4.4. Comparison between predictions and experiments
The stress measured at different speeds in the above experiments was
substituted into the matlab fitting program, and the fitting curve was
expressed as Eq.(17) based on Eq.(1). The fatigue life of fan blades
under different working conditions was calculated (Fig. 9) as listed in
Table 5. Substitute the number of cycles measured in the above test into
Eq.(14).The cumulative fatigue life was shown in Table 6.The predicted
fatigue life was compared with the experimental data, the relative
errors between the predicted results and the experimental data were
shown in Table 5 and Table 6. It could be seen that the relative
deviations between theoretical prediction and experimental results with
revolving speeds of 1600, 1800, 2000 and 2200r/min were about 10.0%,
2.5%, 3.9% and 11.1% respectively, and the error between cumulative
fatigue life test and Miner’s theoretical calculation was 10.8% with
acceptable dispersion. Therefore, the improved method based on the
concept of nominal stress could effectively predict of the fatigue
lifetime of complex fan blades.
In addition, it is well known that fatigue life outcomes tend to be much
dispersed [45]. Therefore, in general, the general rule and analysis
results of high reliability can be obtained through repeated large
sample experiments. Under the circumstances, resources often limit the
number of experiments. When more specimens and more stress levels are
noticed for fatigue tests, more accurate fatigue properties would be
determined which makes results more accurate.
It was clear that through modified method (6) and (7), fatigue lifetime
of fan blades subjected to different rotating speed conditions could
conveniently and easily be predicted by the minimum data set of a small
number of experimental fans without any additional experimental studies.
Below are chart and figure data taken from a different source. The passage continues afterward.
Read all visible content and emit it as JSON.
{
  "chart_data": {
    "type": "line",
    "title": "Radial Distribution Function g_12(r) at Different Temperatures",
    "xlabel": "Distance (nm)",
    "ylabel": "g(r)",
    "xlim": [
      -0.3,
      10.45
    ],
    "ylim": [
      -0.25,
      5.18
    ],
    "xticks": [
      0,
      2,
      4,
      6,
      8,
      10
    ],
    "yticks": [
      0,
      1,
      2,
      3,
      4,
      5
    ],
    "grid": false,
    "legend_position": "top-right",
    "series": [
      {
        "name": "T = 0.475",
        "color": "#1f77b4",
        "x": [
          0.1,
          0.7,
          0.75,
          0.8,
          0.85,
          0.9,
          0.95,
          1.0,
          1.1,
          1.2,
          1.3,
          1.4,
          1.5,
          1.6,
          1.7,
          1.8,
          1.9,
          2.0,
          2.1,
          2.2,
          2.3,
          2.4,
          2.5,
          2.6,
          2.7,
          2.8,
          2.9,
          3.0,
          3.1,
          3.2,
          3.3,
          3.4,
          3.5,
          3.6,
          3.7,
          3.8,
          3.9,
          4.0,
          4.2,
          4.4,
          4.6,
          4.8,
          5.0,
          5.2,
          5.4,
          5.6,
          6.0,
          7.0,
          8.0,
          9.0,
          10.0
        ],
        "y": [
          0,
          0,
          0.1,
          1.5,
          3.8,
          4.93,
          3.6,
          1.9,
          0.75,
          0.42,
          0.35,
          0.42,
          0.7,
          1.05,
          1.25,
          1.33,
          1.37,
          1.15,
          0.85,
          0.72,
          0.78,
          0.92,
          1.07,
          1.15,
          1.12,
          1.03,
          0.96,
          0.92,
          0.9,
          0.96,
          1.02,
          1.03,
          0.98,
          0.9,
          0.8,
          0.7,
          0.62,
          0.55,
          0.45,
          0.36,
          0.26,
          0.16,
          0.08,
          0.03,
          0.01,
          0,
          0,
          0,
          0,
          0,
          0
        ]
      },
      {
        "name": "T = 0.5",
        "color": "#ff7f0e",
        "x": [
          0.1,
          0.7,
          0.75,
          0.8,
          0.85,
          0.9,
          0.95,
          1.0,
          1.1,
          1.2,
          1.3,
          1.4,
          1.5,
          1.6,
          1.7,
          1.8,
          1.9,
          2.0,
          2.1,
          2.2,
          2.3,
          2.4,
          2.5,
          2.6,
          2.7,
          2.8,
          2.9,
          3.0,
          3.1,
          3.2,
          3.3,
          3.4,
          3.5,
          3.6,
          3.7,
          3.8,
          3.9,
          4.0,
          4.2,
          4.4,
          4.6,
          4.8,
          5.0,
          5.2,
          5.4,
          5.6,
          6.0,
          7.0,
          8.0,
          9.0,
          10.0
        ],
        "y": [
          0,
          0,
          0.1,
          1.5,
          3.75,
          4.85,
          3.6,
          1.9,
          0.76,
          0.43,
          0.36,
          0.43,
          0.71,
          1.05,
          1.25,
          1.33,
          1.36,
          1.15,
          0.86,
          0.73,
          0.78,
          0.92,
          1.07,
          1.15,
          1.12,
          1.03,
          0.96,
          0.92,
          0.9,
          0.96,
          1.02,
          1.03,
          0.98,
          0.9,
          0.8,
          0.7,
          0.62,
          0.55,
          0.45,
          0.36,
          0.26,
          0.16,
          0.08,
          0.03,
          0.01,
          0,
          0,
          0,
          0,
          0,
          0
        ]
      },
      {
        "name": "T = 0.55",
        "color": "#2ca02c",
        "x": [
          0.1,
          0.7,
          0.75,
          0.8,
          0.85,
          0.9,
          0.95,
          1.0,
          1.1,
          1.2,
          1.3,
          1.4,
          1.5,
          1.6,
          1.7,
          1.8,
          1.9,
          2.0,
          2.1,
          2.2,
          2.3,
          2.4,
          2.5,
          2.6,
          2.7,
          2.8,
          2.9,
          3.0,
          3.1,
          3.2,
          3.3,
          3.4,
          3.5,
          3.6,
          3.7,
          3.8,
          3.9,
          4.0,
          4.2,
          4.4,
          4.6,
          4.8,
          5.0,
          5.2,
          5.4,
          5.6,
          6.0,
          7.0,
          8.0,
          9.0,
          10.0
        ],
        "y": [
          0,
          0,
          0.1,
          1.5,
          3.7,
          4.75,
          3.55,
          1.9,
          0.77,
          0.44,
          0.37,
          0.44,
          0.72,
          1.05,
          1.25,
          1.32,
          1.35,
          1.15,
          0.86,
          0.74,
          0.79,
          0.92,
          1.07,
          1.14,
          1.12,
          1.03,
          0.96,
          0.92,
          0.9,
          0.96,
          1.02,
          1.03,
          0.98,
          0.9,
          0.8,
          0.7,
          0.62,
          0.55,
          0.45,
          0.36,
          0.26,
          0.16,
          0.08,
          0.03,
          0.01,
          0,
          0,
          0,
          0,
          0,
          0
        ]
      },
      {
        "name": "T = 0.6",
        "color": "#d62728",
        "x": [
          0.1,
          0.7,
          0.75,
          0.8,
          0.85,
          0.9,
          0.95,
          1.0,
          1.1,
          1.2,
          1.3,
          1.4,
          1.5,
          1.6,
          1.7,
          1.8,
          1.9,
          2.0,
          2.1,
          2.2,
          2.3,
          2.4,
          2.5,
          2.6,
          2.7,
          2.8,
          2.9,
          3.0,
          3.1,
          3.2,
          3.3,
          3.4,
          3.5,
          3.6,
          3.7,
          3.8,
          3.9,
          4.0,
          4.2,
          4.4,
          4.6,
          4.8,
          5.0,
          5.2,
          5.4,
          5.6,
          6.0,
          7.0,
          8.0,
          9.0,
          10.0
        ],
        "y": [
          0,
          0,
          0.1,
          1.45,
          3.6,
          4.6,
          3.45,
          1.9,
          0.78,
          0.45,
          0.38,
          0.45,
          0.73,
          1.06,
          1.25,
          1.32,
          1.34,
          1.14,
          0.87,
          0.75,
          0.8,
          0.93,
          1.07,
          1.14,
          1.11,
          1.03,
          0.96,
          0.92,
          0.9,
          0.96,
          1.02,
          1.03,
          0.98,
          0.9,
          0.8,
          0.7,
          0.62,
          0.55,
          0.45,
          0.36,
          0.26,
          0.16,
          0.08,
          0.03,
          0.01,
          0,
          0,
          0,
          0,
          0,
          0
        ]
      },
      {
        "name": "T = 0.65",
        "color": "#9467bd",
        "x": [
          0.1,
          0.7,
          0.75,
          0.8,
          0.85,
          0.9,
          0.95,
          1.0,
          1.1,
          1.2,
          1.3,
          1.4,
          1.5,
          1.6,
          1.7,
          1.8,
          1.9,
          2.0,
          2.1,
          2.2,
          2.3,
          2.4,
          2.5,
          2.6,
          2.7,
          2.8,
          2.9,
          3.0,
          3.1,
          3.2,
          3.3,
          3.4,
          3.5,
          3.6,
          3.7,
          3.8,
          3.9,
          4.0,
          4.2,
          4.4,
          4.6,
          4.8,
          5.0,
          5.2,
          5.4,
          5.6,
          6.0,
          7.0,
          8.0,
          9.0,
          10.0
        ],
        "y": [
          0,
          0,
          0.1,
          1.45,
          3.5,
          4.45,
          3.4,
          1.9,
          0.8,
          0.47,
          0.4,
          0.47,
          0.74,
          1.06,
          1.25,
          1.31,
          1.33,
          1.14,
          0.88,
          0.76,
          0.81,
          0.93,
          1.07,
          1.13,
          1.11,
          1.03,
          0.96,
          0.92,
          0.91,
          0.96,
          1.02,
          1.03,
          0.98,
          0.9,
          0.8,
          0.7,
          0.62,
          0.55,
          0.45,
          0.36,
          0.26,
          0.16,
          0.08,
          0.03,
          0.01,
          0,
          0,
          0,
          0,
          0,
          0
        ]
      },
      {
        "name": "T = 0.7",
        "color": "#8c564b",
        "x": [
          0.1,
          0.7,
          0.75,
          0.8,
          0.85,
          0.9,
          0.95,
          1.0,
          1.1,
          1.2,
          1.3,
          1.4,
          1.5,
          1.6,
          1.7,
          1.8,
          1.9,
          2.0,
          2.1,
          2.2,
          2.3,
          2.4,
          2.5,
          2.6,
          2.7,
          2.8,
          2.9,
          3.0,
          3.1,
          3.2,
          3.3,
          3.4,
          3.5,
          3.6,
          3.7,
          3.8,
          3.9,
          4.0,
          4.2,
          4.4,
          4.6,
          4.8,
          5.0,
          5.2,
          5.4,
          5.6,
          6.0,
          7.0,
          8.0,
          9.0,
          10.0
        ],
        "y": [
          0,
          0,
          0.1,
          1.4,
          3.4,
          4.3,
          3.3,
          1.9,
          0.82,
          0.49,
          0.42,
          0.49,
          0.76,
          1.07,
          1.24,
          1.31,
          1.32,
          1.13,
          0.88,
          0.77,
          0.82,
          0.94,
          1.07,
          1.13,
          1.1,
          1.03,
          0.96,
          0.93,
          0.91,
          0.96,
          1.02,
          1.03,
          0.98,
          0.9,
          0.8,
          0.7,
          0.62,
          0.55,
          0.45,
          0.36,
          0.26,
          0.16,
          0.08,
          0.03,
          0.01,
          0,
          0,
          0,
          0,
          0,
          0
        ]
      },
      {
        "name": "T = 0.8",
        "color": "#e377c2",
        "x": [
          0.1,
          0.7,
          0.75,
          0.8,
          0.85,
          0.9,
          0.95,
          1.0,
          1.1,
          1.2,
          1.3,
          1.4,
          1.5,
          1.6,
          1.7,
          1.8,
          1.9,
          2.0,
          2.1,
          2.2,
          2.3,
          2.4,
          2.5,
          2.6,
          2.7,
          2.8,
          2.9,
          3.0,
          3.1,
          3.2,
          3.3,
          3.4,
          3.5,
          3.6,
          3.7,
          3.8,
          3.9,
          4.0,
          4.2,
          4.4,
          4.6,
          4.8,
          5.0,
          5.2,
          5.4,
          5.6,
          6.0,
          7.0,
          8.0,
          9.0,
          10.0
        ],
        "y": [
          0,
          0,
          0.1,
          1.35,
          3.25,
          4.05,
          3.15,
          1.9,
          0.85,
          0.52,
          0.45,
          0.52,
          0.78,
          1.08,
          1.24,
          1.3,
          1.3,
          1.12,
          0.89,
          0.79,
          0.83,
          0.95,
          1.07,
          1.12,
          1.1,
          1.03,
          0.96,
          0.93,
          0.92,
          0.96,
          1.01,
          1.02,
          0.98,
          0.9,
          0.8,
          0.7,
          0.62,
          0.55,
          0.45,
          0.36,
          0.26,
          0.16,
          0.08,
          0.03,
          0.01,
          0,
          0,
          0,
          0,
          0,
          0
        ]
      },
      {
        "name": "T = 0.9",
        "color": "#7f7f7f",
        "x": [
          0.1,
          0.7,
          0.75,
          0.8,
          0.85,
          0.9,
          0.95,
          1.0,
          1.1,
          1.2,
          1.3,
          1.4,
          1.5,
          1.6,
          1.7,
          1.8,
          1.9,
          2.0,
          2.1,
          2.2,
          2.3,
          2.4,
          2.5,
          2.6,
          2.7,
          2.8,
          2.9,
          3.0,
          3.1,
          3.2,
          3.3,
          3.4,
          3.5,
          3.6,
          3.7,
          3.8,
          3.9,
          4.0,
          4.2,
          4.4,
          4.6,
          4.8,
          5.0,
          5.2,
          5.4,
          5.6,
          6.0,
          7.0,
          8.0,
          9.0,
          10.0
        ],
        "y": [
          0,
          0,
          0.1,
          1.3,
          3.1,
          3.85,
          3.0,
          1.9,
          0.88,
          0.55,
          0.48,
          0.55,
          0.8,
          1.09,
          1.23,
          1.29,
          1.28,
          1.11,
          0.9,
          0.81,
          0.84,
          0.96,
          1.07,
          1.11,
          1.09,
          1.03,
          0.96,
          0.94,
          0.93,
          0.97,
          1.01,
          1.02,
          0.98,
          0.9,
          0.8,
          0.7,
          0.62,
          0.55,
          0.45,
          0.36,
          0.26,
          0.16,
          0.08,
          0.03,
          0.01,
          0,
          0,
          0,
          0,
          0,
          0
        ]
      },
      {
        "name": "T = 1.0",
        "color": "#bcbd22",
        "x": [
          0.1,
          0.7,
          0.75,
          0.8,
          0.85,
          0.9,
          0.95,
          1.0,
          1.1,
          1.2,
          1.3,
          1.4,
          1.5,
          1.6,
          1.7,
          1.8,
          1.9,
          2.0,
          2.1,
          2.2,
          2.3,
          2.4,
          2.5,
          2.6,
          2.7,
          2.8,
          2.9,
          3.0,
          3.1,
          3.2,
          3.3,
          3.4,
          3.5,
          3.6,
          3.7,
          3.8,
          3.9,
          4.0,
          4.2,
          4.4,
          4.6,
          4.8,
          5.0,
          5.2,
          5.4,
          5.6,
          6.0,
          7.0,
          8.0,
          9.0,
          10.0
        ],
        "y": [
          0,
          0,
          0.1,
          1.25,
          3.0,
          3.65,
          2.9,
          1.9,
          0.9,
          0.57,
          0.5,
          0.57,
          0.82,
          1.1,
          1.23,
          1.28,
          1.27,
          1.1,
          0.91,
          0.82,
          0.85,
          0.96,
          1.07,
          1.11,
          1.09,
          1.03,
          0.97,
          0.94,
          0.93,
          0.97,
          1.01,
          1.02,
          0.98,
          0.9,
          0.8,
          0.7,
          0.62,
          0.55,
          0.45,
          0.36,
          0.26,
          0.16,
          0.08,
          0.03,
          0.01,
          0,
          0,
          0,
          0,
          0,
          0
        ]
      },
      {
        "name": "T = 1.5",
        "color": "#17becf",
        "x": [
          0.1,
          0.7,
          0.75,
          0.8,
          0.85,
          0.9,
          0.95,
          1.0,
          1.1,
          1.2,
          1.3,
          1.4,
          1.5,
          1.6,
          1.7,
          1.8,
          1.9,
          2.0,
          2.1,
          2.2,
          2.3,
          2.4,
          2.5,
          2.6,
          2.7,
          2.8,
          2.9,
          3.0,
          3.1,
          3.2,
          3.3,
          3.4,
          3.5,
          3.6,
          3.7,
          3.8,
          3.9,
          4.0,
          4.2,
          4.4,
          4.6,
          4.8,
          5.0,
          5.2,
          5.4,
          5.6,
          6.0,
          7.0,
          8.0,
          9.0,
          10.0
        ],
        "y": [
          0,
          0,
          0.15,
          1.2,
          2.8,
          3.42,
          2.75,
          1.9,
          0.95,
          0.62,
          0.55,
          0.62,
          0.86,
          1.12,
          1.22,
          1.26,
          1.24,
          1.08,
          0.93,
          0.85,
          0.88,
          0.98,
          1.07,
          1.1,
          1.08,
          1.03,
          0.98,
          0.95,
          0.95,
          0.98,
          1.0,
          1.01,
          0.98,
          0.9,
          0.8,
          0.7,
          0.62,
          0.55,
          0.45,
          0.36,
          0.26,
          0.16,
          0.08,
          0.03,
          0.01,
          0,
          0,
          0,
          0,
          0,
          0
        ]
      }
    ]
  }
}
In short, the fatigue life of fan blades under different working
conditions could be predicted only by obtaining the maximum stress of
fan blades’ model and S-N curve of materials. The correlation
between prediction results and actual experimental results was
relatively good.
Conclusions
A method of predicting fatigue life based on the S-N curve and
mean stress was proposed in this study, and a special application
dedicated to the ventilation cooling system of high-speed-train was
investigated. The effectiveness of the prediction model was confirmed
through a comparison with fatigue bench test system. The primary
conclusions were summarized as follows:
- The maximum stress of the fan was calculated by using the finite
element method, and the stress concentration was located at the root
of the blade.
- The fatigue prediction model was based on mean stress and also took
several specificities of the fan structure (SCF, surface quality
coefficient…) into consideration. By means of the S-Ncurve of the material, the fan’s life was predicted by using this new
prediction model according to equivalent life curve and cumulative
damage criterion.
- The fan fatigue test system with adjustable frequency was built.
Experimental results showed that the method was successful, in which
reasonable correlation was achieved between predictions and actual
experiments. To reduce stress concentration and improve service life,
making an arc or a stress groove at the blade root was recommended.